LE CONTENTIEUX. Pierre, qui ne pouvait accepter une telle proposition, avait assigné la fédération devant le tribunal en réparation de l’intégralité de son préjudice résultant de la perte de sa récolte. Pour lui, celle-ci devait couvrir la perte subie du raisin et celle du gain manqué du fait de l’impossibilité de produire et de commercialiser le vin correspondant. Il avait invoqué l’article L. 426-1 du code de l’environnement qui prévoit qu’« en cas de dégâts causés aux cultures ou aux récoltes agricoles par les sangliers, provenant d’une réserve où ils font l’objet de reprise ou d’un fonds sur lequel a été exécuté un plan de chasse, l’exploitant qui a subi un dommage nécessitant une remise en état ou entraînant un préjudice de perte agricole peut en réclamer l’indemnisation à la fédération départementale des chasseurs ». Pierre avait bien droit à être indemnisé de l’intégralité de son préjudice, résultant de la perte de sa récolte couvrant la perte subie du raisin et le gain manqué par la perte de chiffre d’affaires. En effet, pourquoi réduire la perte agricole visée à l’article L. 426-1 à la seule perte des produits bruts ?

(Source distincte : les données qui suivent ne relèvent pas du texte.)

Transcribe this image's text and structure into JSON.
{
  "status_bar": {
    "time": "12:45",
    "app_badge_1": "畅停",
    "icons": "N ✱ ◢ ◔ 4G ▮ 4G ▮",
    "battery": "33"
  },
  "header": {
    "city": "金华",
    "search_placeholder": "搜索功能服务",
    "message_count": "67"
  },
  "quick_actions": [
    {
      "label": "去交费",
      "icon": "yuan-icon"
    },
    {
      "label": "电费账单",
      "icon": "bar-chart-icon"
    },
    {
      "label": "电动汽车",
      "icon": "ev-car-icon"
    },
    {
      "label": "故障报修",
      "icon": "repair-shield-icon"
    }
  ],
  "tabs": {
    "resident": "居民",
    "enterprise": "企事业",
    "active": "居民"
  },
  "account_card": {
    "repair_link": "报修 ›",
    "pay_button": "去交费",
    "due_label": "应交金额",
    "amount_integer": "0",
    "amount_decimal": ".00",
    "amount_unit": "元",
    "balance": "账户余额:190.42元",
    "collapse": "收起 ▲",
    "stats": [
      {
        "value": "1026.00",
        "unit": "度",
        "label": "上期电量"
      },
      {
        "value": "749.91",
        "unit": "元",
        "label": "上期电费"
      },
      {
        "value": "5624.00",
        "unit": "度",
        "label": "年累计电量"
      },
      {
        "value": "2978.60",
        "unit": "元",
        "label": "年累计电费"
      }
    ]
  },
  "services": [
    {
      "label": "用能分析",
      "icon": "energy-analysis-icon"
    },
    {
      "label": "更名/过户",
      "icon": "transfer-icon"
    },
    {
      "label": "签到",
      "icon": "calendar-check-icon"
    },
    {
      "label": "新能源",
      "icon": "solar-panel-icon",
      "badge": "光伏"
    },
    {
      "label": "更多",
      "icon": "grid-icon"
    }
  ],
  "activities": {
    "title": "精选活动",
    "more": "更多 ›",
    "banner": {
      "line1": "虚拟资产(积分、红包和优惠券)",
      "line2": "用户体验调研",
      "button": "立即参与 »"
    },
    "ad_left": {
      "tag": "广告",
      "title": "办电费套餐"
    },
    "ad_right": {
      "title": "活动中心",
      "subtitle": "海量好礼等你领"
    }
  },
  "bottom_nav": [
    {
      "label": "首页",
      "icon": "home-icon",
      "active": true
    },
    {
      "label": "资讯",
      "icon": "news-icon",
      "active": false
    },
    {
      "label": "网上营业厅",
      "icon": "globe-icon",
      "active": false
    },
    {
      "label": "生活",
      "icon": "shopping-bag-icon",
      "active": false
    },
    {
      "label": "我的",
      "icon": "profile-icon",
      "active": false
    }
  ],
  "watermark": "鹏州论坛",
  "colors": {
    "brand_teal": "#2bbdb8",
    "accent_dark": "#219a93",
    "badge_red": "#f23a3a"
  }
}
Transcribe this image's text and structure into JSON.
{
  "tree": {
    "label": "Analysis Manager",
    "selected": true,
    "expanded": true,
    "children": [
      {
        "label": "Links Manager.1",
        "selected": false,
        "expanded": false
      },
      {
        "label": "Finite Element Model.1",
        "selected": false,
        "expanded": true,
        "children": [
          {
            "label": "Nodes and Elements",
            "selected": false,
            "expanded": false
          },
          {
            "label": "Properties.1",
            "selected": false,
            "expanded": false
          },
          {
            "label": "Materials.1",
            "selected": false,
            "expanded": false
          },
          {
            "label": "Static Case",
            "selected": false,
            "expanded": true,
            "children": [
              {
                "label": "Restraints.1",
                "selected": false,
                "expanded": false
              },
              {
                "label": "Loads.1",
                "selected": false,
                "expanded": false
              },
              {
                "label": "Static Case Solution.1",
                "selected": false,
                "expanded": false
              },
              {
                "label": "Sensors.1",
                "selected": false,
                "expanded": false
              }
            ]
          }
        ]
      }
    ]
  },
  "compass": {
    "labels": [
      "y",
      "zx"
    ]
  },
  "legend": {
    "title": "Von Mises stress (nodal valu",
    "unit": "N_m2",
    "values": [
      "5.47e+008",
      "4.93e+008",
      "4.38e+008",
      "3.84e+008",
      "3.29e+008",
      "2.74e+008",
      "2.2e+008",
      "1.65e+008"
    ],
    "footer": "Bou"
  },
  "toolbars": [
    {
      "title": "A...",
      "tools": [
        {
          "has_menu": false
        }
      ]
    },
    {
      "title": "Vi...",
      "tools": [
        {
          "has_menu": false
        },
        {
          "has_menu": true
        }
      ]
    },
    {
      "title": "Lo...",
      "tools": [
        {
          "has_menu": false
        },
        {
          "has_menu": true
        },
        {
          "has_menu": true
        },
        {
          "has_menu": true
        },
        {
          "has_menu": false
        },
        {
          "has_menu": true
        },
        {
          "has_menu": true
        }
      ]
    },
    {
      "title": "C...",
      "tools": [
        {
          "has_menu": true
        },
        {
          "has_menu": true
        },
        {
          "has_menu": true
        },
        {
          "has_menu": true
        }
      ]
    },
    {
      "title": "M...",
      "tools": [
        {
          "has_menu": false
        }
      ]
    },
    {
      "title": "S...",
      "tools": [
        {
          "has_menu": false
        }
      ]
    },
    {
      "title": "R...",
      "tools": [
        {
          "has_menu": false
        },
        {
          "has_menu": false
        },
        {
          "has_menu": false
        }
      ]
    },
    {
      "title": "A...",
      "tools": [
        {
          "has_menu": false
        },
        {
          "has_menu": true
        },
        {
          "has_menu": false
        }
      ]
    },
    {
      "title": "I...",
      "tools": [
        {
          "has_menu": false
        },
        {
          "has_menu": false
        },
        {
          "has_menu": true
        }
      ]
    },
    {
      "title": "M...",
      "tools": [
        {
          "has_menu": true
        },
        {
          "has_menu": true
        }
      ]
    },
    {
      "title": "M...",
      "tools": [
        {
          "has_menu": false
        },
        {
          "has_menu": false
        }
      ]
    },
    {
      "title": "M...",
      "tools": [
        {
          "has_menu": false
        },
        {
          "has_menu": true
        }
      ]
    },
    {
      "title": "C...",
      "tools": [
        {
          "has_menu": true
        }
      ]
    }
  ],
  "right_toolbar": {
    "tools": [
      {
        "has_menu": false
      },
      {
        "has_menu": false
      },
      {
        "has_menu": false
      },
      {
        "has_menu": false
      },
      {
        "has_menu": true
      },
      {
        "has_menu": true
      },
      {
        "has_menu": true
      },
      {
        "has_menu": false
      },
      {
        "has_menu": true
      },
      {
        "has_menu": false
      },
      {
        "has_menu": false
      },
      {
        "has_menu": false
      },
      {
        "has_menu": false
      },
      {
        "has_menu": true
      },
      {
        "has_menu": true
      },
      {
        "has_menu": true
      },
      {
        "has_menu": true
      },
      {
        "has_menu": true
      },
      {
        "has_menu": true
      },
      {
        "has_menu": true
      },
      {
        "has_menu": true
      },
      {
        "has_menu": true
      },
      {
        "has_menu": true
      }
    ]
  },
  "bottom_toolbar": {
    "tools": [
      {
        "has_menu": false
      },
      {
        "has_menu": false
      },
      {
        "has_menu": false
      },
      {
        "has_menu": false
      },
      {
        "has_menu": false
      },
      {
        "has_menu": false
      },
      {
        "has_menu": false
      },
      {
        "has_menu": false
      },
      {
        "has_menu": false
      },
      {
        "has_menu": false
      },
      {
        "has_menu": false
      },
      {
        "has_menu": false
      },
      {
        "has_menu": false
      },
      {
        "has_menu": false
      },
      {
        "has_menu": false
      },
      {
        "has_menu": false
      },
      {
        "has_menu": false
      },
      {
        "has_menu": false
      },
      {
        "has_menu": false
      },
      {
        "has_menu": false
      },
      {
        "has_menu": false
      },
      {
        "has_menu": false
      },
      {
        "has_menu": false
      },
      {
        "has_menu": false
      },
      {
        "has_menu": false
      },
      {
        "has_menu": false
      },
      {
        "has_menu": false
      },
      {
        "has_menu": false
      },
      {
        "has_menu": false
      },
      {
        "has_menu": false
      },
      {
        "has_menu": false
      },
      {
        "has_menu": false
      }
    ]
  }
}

Pourtant, selon la fédération des chasseurs, il n’y avait pas de discussion possible. Ce texte ne pose en effet une responsabilité sans faute de la fédération départementale qu’aux fins d’assurer l’indemnisation de la « perte de récolte », et nullement l’indemnisation de l’entier préjudice de l’exploitant agricole, laquelle peut toujours être recherchée sur le fondement de l’article 1382 du code civil (1). Les juges lui ont donné raison : la perte de récolte devait s’entendre de la perte des produits effectivement récoltés et non des produits transformés issus de la récolte ; aussi le préjudice de Pierre était seulement constitué de la perte des raisins et non de la perte de commercialisation future par celui-ci du vin en bouteilles obtenu à partir de ces raisins.
L’ÉPILOGUE. Pierre aurait-il pu obtenir une meilleure indemnisation en se fondant sur les dispositions générales de l’article 1382 du code civil ? Rien n’est moins sûr, car la Cour de cassation a, depuis longtemps, retenu une interprétation très réductrice de la notion de « perte de récolte ». Alors Pierre devra, comme ses voisins, entourer ses vignes de clôtures électriques, en s’interrogeant pourtant sur leur efficacité qui est loin d’être parfaite, face à la force tranquille des prédateurs…
(1) Cour de cassation, 14 juin 2007, n° 06-16952.